Wasnt it easier in the old days? Perhaps the memory plays tricks and hedge funds were always this complicated. But in the early days of the industry, it was certainly the case that most strategies were relatively simple being macro funds or other directional strategies such as CTAs, or long/short equity funds focusing on liquid, large-cap stocks.
Those were the days: management fees were low usually 1% a year (not 1.5% or 2%, as is commonplace today); and redemption terms generally easy with investors able to exit monthly or, at worst, every quarter.
The great benefit of those early strategies was, of course, liquidity. Even if the manager messed up, the portfolio could usually be liquidated quickly.
But, over time, ever more managers have launched funds with longer and longer investment horizons across an ever-widening array of strategies, asset classes and instruments, often with widely varying degrees of liquidity.
Gate provisions
And this has meant investors agreeing to lock up money for longer periods; or to accept longer notice periods before they can make redemptions; or gate provisions that limit the amount that can be redeemed at any one dealing date; and/or side pocket provisions that allow the manager to suspend redemption terms for a portion of the portfolio.
The end-result has been a latent liquidity mismatch between the investment terms required by an increasing number of funds and what investors are able to bear. This was not a problem so long as performance was generally good.
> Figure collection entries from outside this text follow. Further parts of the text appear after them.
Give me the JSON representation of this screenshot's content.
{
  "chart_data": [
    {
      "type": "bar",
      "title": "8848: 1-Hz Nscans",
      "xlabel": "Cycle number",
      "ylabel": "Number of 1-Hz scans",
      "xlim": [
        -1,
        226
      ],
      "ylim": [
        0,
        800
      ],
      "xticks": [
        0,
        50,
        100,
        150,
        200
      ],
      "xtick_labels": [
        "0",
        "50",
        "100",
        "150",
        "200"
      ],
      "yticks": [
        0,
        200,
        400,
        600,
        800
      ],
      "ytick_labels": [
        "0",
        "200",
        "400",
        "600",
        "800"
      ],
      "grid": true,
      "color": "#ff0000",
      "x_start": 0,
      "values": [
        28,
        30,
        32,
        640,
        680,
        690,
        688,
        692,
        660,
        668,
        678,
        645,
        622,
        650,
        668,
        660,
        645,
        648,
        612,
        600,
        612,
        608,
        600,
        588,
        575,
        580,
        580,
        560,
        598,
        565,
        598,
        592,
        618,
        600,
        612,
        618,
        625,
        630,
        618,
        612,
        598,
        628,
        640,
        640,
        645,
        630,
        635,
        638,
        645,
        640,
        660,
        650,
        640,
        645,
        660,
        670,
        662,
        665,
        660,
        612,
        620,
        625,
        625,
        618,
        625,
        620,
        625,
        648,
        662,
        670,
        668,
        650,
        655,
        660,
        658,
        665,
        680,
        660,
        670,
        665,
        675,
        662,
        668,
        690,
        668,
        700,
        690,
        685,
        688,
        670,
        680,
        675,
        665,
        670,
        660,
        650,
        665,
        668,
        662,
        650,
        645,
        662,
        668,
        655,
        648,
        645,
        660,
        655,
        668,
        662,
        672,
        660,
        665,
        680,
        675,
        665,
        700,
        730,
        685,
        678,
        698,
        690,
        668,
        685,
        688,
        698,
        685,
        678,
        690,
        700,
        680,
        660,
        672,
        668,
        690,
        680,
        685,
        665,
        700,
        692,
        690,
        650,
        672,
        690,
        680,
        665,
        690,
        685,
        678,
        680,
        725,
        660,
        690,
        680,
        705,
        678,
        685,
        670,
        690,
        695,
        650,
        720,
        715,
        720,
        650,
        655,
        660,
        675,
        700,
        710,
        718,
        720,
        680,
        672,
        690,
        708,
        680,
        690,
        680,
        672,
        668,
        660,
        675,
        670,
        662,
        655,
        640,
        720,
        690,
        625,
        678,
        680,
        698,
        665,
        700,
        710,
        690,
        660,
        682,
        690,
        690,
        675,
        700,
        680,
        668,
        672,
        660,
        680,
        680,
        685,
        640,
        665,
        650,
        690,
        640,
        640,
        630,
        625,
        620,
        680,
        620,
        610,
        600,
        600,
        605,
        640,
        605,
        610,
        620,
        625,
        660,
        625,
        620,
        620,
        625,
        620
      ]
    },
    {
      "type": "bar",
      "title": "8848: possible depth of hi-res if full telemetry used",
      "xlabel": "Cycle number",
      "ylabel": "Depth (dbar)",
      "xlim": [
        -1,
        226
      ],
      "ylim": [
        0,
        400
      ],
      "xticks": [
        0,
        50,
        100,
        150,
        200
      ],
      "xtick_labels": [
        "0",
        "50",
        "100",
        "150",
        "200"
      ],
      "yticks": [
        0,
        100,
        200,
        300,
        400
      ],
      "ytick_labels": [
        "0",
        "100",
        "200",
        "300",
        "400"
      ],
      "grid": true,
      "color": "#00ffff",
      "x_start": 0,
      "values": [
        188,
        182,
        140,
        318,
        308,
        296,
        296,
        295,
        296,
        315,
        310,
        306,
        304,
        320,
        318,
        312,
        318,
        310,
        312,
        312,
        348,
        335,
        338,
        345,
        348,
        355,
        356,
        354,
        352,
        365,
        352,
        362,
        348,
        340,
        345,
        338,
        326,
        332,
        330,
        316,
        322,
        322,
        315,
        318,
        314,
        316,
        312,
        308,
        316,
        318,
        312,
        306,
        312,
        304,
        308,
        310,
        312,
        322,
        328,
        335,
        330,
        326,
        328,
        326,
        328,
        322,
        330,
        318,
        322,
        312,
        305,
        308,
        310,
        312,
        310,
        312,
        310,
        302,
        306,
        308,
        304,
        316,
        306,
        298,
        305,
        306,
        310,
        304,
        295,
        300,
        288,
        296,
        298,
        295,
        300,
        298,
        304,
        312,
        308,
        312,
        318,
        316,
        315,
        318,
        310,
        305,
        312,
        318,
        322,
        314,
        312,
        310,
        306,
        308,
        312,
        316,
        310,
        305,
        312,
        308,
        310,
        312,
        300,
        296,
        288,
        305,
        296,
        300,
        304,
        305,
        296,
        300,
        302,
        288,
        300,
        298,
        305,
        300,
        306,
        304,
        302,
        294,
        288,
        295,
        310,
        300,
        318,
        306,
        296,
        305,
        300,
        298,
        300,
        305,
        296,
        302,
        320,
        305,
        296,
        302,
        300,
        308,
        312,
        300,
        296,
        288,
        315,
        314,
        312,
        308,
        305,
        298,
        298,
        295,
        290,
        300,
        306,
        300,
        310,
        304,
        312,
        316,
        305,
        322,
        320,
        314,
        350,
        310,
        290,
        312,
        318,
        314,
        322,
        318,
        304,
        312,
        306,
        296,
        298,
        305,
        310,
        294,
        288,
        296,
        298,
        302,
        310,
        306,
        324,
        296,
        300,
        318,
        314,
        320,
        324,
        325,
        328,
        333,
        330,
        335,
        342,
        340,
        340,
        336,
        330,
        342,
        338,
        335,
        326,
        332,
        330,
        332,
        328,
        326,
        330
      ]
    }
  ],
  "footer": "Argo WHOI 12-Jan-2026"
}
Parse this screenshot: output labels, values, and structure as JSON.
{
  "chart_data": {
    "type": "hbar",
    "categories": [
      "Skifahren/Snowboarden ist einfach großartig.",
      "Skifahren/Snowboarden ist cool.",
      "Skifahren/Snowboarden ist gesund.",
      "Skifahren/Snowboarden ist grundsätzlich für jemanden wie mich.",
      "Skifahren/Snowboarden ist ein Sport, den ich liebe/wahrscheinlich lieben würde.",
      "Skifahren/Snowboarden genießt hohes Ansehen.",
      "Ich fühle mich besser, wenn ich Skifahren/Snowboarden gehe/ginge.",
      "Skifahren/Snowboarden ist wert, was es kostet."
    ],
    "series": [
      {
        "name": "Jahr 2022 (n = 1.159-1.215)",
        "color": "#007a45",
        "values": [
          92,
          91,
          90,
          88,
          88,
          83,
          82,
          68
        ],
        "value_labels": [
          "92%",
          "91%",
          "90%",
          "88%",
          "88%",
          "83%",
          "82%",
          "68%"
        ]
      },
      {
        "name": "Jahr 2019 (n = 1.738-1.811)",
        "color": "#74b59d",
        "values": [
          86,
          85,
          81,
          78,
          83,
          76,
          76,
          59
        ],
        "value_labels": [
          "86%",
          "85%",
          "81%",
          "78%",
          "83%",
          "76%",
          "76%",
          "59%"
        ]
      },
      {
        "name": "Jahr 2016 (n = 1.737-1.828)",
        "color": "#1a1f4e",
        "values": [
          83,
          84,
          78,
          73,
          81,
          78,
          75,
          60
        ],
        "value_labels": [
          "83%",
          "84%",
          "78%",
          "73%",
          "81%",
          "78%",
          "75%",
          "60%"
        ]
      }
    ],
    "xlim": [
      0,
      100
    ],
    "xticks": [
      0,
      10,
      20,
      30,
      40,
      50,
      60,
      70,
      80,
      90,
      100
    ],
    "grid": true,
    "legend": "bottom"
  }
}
But there were always fears that investors would suffer and complain loudly if they suspected a manager had been taking performance fees at artificially high NAVs, and then locking them in to take further management fees or charging extortionate penalties for redemption.
And so it has come to pass, following the credit crunch and a period of negative returns from certain strategies, that there has been something of a brouhaha surrounding some funds facing higher than usual redemptions.
In various of the more high-profile cases such as Polygon, Tisbury and Pendragon the managers have received some negative press coverage for the way they handled the issue. This was in spite of the fact that, in each of these three particular cases, the managers actually came to quite different decisions about how they should respond.
And, although their responses were all different, it seems to me that they each probably did more or less the right thing because they were not facing quite the same problem.
Domino effect
In the case of Polygon, assets have reportedly dropped this year by more than $1.5 billion, or around 25%. This sharp rise in redemptions was stimulated, it is rumoured, by the decision of one major investor (said to be a very large European fund of funds) to redeem. This caused a mini domino effect as some other investors tried to get redemption notices in too so as not to be blocked by the funds 10% gate provision for each quarterly dealing date.
Polygons solution to what founding partner Paddy Dear described as this "prisoners dilemma" was to create a new share class, guaranteeing each and every investor that they can redeem a minimum of at least 12.5% (and in normal market conditions, up to 100%) at each dealing date, rather than being subject to the 10% collective limit. The move was well received, with 85% of investors switching to this new class.
As for Tisbury, the fund was hit by massive redemption requests amounting to some 70% of the $2 billion the fund was managing at the end of 2007. Tisbury also had a 10% gate provision. But, in its case, the team decided it would be wrong to block so many investors trying to redeem.
To stay in the game for the longer term, Tisbury decided 85% of the money could go immediately, with the remaining 15% side-pocketed in less liquid investments that would be worked out over a longer time frame. With relevant redemption penalties paid back into the fund, this met with strong approval from the remaining investors.
With Pendragon, the degree of redemptions was more similar to Polygons at about 25% to 30% of the fund cutting assets to about $2 billion. But Pendragon had always maintained relatively easy liquidity terms applying no gate or penalty on redemptions up to 20% at each quarterly dealing date. But in its original provisions, it did warn that it would be at the discretion of directors whether or not to apply a penalty if redemptions exceeded 20%.
After discussion internally and with investors, Pendragon ultimately decided to impose the penalty resulting in some criticism in the press, despite the fact that investors could roll over the relevant amount above the 20% ceiling to the next dealing date if they wanted to avoid it.
Small print
It was a debatable response, because redeeming investors would no doubt have been very pleased if the fee was waived. But imposing it was certainly in the interests of remaining investors, and they were in the clear majority.
No doubt these and other cases will act as a strong reminder for investors to study the small print in every fund prospectus more closely.
It might also serve to boost the popularity of more liquid strategies such as macro funds and CTAs which have generally been doing very well this year, and remind investors that illiquidity should only be accepted at the right price.